Recycle analytics data for further insight
The process of ingesting, extracting, and analyzing often generates its own data and forms a circle. We refer to this circle as data composting. Data comes in from applications, is analyzed by machine learning algorithms or other analytics tools, and that process often generates its own new data which is fed back into the data lake and used in future iterations of data analytics.
Data Lake Tools
There are a number of tools available to you as you build your data lake. These tools facilitate the various steps of building the data lake, from storage and ingestion to analysis and search. We will explore several of these toolsets here.
Apache Toolsets for data lakes
Hadoop is an open source framework for handling big data. At its core Hadoop is known as a distributed file system. What this means is that you can feed data into one point of entry, and then Hadoop divides the storage of that information across many computing nodes. This provides several advantages. First, this ensures data redundancy. One file might be replicated across dozens of nodes in a Hadoop framework, which ensures that your data lake will continue to be fully functional even if several of the Hadoop nodes are not operational. This protects the availability of the data lake in the event of hardware or software problems.
Hadoop’s distributed nature powers its ability to perform fast querying over large-scale data sets. Hadoop’s core querying technology, MapReduce, allows a user to define instructions for operations upon data. Once Hadoop has the instructions, it coordinates the execution of instructions across its many data nodes. Because of the distributed nature of the data within the Hadoop architecture, this means in practice that Hadoop queries are run across many nodes simultaneously. This “divide and conquer” approach allows for fast querying over enormous datasets. A search or calculation that might take a very long time on one computing node can be reduced to a fraction of the time when distributed over many nodes.
Hadoop contains some querying facilities, but Spark is focused almost exclusively on performing intensive queries on large data sets. It allows you to connect to large data sets anywhere, and perform parallel operations on those datasets. It supports a number of statistical and querying languages such as Python, Java, R, and SQL.

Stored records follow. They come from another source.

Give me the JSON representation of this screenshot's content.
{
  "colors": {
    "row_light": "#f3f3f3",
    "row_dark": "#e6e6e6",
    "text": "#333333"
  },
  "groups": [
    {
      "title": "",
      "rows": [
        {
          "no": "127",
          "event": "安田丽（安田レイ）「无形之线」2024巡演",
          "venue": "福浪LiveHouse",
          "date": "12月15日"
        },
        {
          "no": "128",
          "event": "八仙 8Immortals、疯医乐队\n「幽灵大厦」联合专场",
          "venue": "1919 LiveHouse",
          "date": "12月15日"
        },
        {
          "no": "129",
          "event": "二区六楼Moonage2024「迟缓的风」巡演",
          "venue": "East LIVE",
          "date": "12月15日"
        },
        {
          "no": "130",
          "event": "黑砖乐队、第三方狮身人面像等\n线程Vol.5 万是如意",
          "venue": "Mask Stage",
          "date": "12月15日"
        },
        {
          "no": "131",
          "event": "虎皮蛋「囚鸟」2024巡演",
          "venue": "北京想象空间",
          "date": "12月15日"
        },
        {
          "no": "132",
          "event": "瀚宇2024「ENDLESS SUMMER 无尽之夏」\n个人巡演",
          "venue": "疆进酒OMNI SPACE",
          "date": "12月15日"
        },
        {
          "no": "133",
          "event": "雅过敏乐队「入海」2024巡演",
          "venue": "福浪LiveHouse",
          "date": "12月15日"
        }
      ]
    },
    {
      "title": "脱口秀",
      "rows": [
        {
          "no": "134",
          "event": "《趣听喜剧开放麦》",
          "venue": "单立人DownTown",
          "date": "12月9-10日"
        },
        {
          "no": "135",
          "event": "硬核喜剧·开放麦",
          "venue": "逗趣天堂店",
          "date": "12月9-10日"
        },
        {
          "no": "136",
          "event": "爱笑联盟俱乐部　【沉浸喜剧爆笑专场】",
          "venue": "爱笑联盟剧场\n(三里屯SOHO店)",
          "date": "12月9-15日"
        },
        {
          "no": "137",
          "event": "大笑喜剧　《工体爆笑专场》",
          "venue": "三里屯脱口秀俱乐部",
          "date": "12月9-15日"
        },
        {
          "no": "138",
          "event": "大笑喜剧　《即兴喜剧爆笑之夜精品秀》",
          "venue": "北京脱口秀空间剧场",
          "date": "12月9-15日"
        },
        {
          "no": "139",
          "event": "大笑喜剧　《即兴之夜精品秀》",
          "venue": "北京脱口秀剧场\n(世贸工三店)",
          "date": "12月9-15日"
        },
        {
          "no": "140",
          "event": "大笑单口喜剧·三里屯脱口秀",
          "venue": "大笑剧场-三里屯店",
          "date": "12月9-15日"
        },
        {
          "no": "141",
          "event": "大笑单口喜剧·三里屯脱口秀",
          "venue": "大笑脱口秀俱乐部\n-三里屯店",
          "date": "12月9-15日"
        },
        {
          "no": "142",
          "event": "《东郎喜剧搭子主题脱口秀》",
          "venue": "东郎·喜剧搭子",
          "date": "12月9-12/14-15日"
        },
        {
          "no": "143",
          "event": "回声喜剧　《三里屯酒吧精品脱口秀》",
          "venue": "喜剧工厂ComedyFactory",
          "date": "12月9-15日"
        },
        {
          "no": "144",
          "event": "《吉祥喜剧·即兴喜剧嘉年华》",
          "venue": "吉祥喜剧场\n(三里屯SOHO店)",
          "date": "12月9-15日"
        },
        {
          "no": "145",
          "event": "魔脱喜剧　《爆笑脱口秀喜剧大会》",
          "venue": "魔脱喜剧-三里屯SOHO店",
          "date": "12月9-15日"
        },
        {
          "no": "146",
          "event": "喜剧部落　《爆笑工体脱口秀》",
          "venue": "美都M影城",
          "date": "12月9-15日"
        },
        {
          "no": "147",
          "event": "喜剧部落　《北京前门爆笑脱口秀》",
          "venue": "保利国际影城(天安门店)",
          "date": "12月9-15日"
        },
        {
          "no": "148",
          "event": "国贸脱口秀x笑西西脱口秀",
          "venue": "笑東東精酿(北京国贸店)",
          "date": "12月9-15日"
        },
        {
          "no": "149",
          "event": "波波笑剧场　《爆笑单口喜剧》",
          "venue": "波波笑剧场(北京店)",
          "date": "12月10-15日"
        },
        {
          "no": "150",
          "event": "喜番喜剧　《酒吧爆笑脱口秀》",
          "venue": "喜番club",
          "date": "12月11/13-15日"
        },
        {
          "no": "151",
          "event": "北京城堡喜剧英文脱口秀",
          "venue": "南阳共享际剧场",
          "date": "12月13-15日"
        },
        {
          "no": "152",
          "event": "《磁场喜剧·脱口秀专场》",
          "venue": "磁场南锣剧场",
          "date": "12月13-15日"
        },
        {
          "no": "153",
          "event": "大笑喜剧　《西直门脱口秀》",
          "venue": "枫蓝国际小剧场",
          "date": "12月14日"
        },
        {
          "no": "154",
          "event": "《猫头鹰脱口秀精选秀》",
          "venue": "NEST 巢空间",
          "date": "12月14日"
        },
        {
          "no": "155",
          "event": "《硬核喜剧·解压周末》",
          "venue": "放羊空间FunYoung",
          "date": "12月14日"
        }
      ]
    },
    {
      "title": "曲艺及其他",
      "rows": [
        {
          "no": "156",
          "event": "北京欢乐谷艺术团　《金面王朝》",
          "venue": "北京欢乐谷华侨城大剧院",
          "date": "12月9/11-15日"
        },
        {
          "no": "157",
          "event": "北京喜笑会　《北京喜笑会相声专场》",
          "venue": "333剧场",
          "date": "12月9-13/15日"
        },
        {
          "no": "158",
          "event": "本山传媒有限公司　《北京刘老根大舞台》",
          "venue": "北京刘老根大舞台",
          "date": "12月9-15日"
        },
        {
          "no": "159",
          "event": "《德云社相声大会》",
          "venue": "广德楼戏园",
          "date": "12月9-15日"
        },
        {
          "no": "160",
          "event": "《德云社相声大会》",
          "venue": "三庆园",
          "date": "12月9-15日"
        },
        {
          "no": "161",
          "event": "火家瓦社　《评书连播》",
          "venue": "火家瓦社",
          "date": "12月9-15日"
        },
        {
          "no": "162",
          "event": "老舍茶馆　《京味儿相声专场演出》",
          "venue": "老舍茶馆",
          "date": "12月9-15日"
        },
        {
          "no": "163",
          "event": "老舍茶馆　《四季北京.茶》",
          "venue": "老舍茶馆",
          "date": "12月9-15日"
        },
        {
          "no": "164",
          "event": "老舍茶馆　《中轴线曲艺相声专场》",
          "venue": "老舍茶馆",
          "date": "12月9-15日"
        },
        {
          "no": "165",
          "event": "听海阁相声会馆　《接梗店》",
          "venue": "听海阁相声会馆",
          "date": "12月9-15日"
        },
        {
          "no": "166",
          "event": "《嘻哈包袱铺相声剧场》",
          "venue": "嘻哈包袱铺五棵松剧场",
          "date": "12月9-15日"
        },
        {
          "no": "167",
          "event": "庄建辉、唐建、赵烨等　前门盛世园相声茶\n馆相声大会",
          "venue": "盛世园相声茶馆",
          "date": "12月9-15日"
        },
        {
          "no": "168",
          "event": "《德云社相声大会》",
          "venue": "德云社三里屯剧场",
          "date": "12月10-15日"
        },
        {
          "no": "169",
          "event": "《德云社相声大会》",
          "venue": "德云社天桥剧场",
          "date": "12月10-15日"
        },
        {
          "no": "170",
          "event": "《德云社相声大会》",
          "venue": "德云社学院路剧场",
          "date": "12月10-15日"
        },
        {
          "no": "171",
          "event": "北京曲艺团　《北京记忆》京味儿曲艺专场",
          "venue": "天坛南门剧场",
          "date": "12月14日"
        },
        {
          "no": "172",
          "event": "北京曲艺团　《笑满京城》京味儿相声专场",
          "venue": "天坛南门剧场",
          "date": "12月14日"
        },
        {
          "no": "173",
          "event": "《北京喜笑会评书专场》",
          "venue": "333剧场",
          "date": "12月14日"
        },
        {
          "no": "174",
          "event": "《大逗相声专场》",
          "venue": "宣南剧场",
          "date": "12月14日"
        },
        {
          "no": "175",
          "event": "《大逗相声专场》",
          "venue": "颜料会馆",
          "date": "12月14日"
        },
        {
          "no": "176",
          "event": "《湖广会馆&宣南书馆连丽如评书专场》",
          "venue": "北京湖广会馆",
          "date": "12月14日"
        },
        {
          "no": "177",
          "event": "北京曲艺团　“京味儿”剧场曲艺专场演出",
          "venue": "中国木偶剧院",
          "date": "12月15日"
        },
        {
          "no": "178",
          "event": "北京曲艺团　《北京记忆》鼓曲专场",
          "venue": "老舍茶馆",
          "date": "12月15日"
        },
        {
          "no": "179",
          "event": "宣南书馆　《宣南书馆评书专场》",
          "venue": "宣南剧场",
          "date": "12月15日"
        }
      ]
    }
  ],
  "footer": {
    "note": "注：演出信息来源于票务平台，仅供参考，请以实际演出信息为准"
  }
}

Elastic Tools (ELK stack) for Data Lakes
Elastic is optimized to work around JSON documents and allows for fast and easy management of documents within the document store. Fast document search is the primary reason why Elastic is deployed as part of a data lake. Like Hadoop, Elastic can be configured to spread its data over many computing/storage nodes, but it presents a unified interface and API where data can easily be added, removed, updated, and searched, all using intuitive JSON language.
Elastic offers Beats and Logstash as easy ways to move data into the Elastic Search engine. These tools function as easy to configure services and monitors. These monitors run on your servers, take high frequency data such as server logs and network traffic, and send them to Elasticsearch.
Kibana is the data visualization arm of the elastic family. It allows for a user of Elastic to create dashboards based on queries run against the backend Elasticsearch store. Kibana is used frequently in server monitoring and tracking web hits for various properties, but it can be configured to provide dashboards of all sorts of data.
TensorFlow and PyTorch for data lakes
TensorFlow and PyTorch are machine learning frameworks that allow data scientists to build machine learning models with ease.